There is strong evidence that transfusion of RBC can compromise critically ill patients [3133] and there are reports, which identified intraoperative transfusion as a risk factor for morbidity, i.e. renal failure and mortality in liver transplant recipients [16, 34, 35]. On that basis, the strategy to transfuse as few RBC intraoperatively as possible seems to be a promising concept and a high priority aim [36, 37]. More blood loss intraoperatively might lead to reduced survival in liver TPL [38]. Interestingly, our study group 3 had also significant more intraoperative blood loss, which is in line with that data. After the study by Massicotte et al. low CVP and restrictive transfusion regime were strongly propagated [37], but the excellent results in that study occurred in a study population with mean MELD of 18. Whether this strategy is also as beneficial in sicker patients with higher MELD scores, e.g. 21 in our study remains still to be determined. During liver transplantation and its long and difficult anesthesia the patients might become hypovolemic and hypotensive resulting in impaired organ perfusion, i.e. kidney perfusion and in turn might contribute to postoperative renal failure [39]. Furthermore, the reperfusion after portal unclamping results in decreased heart rate, contractility and peripheral vascular resistance leading also to cardiovascular instability [40]. Therefore, the concept of “keep the patient dry” must be examined very carefully, in particularly in regard to the data reported by Schroeder et al., which reported more renal failure and RRT with worse survival in a low CVP group [41].

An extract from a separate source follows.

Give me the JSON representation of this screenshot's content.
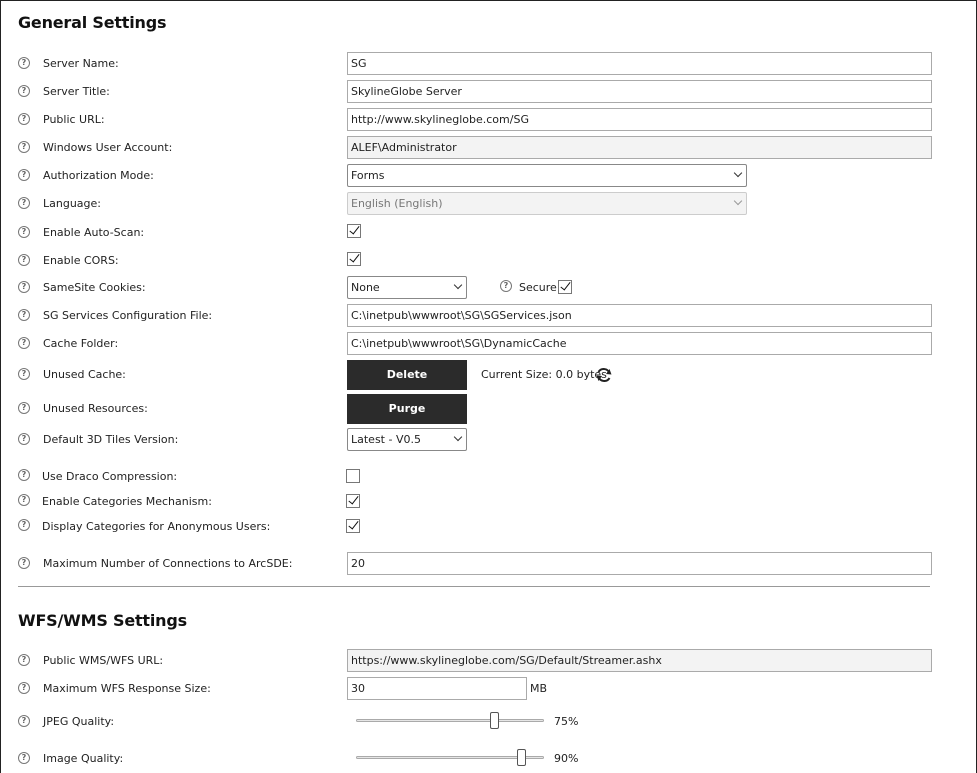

The two RRT groups (1 and 3) received also significant more fibrinogen transfused. This might contribute to renal failure because of micro embolic effects with clotting appearing in the capillaries of the kidney, there is data concerning thromboembolic events after administration of fibrinogen [42].

Taken together, impaired kidneys seem to be more vulnerable to transfusion of RBC and fibrinogen than normal kidneys. Potential explanation might be that a minimal amount of clotting in preexisting impaired renal parenchyma and vasculature provokes a significant additional organ damage resulting in renal injury.

Significant increased postoperative peak levels of ALT and AST indicating severe hepatocellular damage were associated with higher incidence of RRT in patients with normal baseline kidney function. This finding might be due to toxic or inflammatory effects of mediators released by ischemic liver cells. Another explanation might be hypoperfusion with impaired microcirculation in both the liver graft and the kidneys during postoperative SIRS or the use of marginal grafts, which is reported to increase morbidity [43]. However, in this study we could not show a correlation between marginal grafts and mortality.

Our data demonstrate that the complete loss of renal function (acute renal failure) with RRT is a strong predictor of death and in turn determines outcome of liver transplanted patients. In contrast, interestingly loss of an “incomplete” renal function (acute-on-chronic renal failure) seems to be of minor importance in terms to mortality and outcome.

The fact that in 2 thirds of the patients with preexisting renal function no RRT is necessary, gives evidence that cautious operative strategy and prudent perioperative management can avoid postoperative RRT. Beneficial strategies might be intraoperatively as few transfusion of RBC as possible [36], avoiding hypotension or hypovolemia [16], maybe veno-venous bypass [17, 44] or piggy back technique [45]. Postoperatively one should withhold nephrotoxic medication if possible. There are immunosuppressant protocols including sirolimus or mycofenolate mofetil-based regimes [46, 47].


This study shows that in liver transplant recipients acute renal failure with postoperative RRT is significantly associated with mortality and the mortality rate is higher than in the case of acute-on-chronic renal failure with RRT. Furthermore, transfusion of RBC increases the risk of RRT and mortality in acute-on-chronic renal failure.